In the ’60s, a Future Candidate Poured Her Heart Out in Letters - New York Times

In the ’60s, a Future Candidate Poured Her Heart Out in Letters - New York Times

I was raised to believe that a letter is a private thing. The thought of someone making private letters public without permission is highly offensive to me.

While it's easy to envision scenarios in which such a unilateral release would be justified, this doesn't seem to be one of them. That holds even though, in one of her letters, young Ms. Rodham jokes about saving her correspondent's letters for the money they might be worth in the future.

I don't know whether John Peavoy had Mrs. Clinton's permission to release her private letters to Gail Sheehy or to the New York Times, but if not he should have his face slapped. If so, never mind.

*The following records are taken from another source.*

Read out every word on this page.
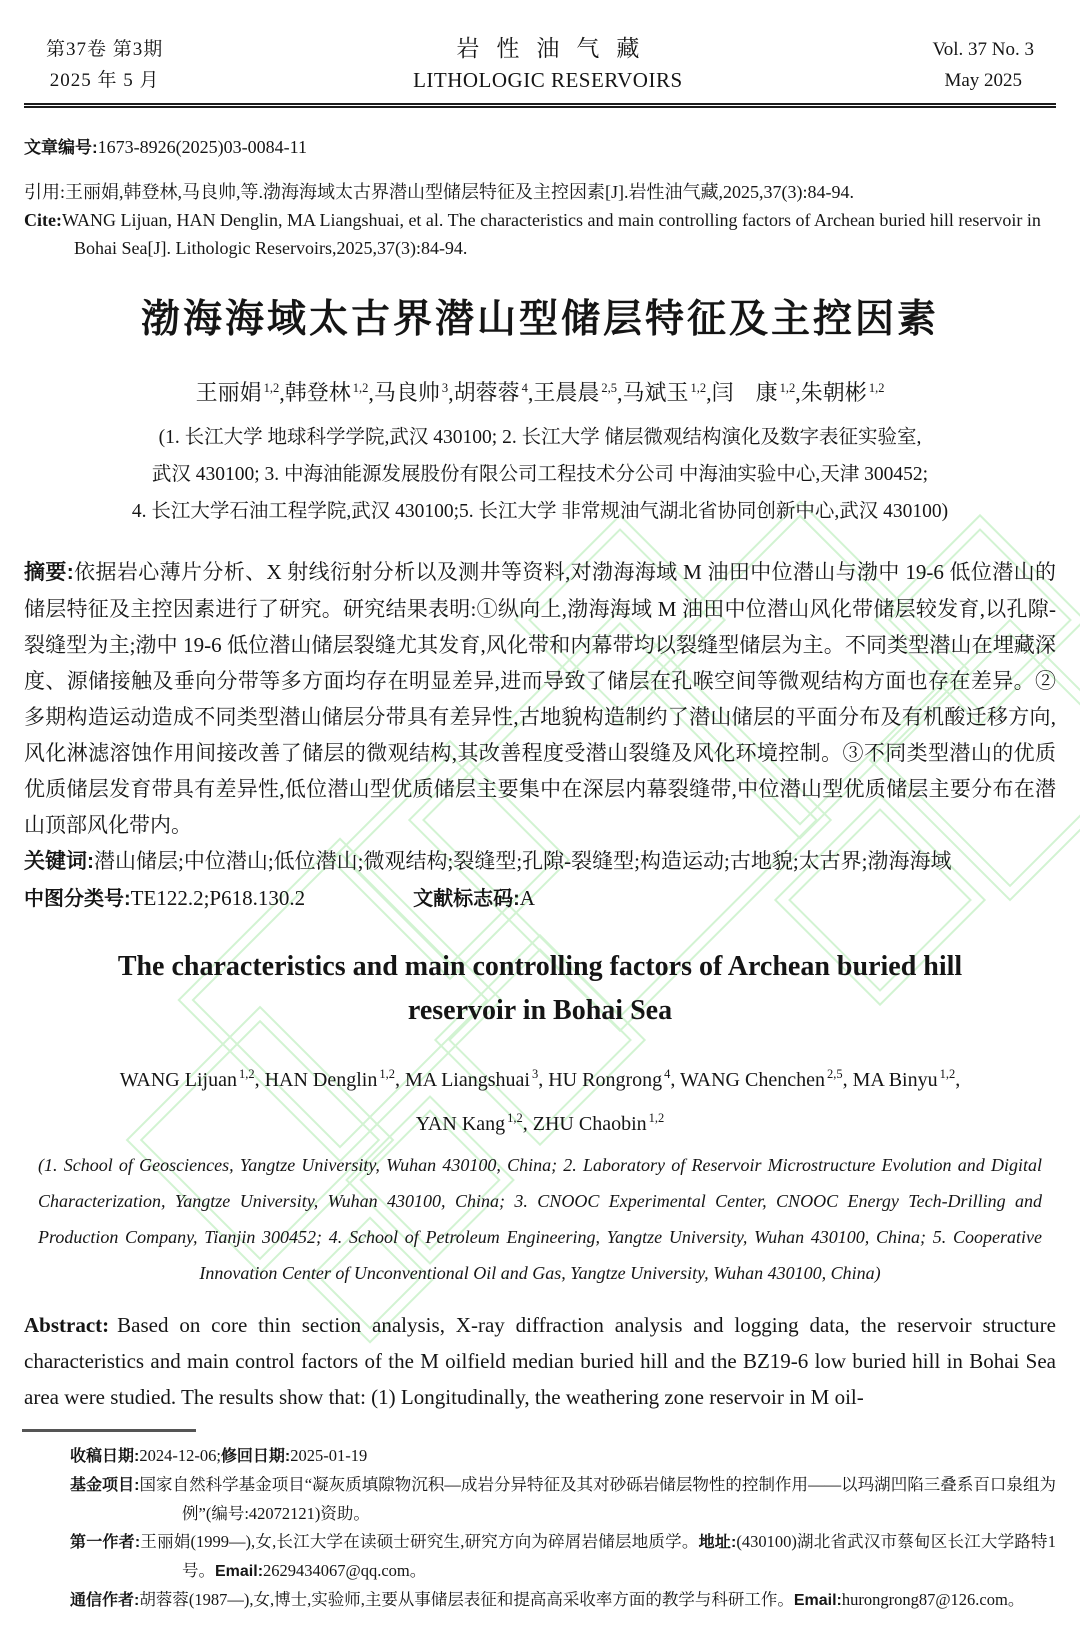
第37卷 第3期
2025 年 5 月
岩性油气藏
LITHOLOGIC RESERVOIRS
Vol. 37 No. 3
May 2025

文章编号:1673-8926(2025)03-0084-11

引用:王丽娟,韩登林,马良帅,等.渤海海域太古界潜山型储层特征及主控因素[J].岩性油气藏,2025,37(3):84-94.

Cite:WANG Lijuan, HAN Denglin, MA Liangshuai, et al. The characteristics and main controlling factors of Archean buried hill reservoir in Bohai Sea[J]. Lithologic Reservoirs,2025,37(3):84-94.

渤海海域太古界潜山型储层特征及主控因素

王丽娟 $^{1,2}$,韩登林 $^{1,2}$,马良帅 $^3$,胡蓉蓉 $^4$,王晨晨 $^{2,5}$,马斌玉 $^{1,2}$,闫　康 $^{1,2}$,朱朝彬 $^{1,2}$

(1. 长江大学 地球科学学院,武汉 430100; 2. 长江大学 储层微观结构演化及数字表征实验室,
武汉 430100; 3. 中海油能源发展股份有限公司工程技术分公司 中海油实验中心,天津 300452;
4. 长江大学石油工程学院,武汉 430100;5. 长江大学 非常规油气湖北省协同创新中心,武汉 430100)

摘要:依据岩心薄片分析、X 射线衍射分析以及测井等资料,对渤海海域 M 油田中位潜山与渤中 19-6 低位潜山的储层特征及主控因素进行了研究。研究结果表明:①纵向上,渤海海域 M 油田中位潜山风化带储层较发育,以孔隙-裂缝型为主;渤中 19-6 低位潜山储层裂缝尤其发育,风化带和内幕带均以裂缝型储层为主。不同类型潜山在埋藏深度、源储接触及垂向分带等多方面均存在明显差异,进而导致了储层在孔喉空间等微观结构方面也存在差异。②多期构造运动造成不同类型潜山储层分带具有差异性,古地貌构造制约了潜山储层的平面分布及有机酸迁移方向,风化淋滤溶蚀作用间接改善了储层的微观结构,其改善程度受潜山裂缝及风化环境控制。③不同类型潜山的优质优质储层发育带具有差异性,低位潜山型优质储层主要集中在深层内幕裂缝带,中位潜山型优质储层主要分布在潜山顶部风化带内。

关键词:潜山储层;中位潜山;低位潜山;微观结构;裂缝型;孔隙-裂缝型;构造运动;古地貌;太古界;渤海海域

中图分类号:TE122.2;P618.130.2	文献标志码:A

The characteristics and main controlling factors of Archean buried hill
reservoir in Bohai Sea

WANG Lijuan $^{1,2}$, HAN Denglin $^{1,2}$, MA Liangshuai $^3$, HU Rongrong $^4$, WANG Chenchen $^{2,5}$, MA Binyu $^{1,2}$,
YAN Kang $^{1,2}$, ZHU Chaobin $^{1,2}$

(1. School of Geosciences, Yangtze University, Wuhan 430100, China; 2. Laboratory of Reservoir Microstructure Evolution and Digital Characterization, Yangtze University, Wuhan 430100, China; 3. CNOOC Experimental Center, CNOOC Energy Tech-Drilling and Production Company, Tianjin 300452; 4. School of Petroleum Engineering, Yangtze University, Wuhan 430100, China; 5. Cooperative Innovation Center of Unconventional Oil and Gas, Yangtze University, Wuhan 430100, China)

Abstract: Based on core thin section analysis, X-ray diffraction analysis and logging data, the reservoir structure characteristics and main control factors of the M oilfield median buried hill and the BZ19-6 low buried hill in Bohai Sea area were studied. The results show that: (1) Longitudinally, the weathering zone reservoir in M oil-

收稿日期:2024-12-06;修回日期:2025-01-19

基金项目:国家自然科学基金项目“凝灰质填隙物沉积—成岩分异特征及其对砂砾岩储层物性的控制作用——以玛湖凹陷三叠系百口泉组为例”(编号:42072121)资助。

第一作者:王丽娟(1999—),女,长江大学在读硕士研究生,研究方向为碎屑岩储层地质学。地址:(430100)湖北省武汉市蔡甸区长江大学路特1号。Email:2629434067@qq.com。

通信作者:胡蓉蓉(1987—),女,博士,实验师,主要从事储层表征和提高高采收率方面的教学与科研工作。Email:hurongrong87@126.com。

There's just something unseemly about all this.

1 comment:

jj mollo said...

I've been thinking about this. He owned the letters I suppose. It's kind of creepy that he would release them so easily unless he thought they would effect the campaign, depending of course on his feelings toward HC. Maybe he wanted to help; maybe he's still pissed off that she stopped writing. It's probably not financially wise either because they would be more valuable if he waited. Then again, maybe he believes she doesn't have a chance, or maybe he's showing that he's not afraid of her, or maybe he is afraid and wants to unload his secrets to limit their dangerousness. There's a lot to think about and you can't really analyze it without knowing more. Very puzzling.

The real thing that sticks with me though, is that I have letters out there somewhere myself that I really wouldn't want to see again. Then again, I might have been a little dumber than HC and my letters a little stranger.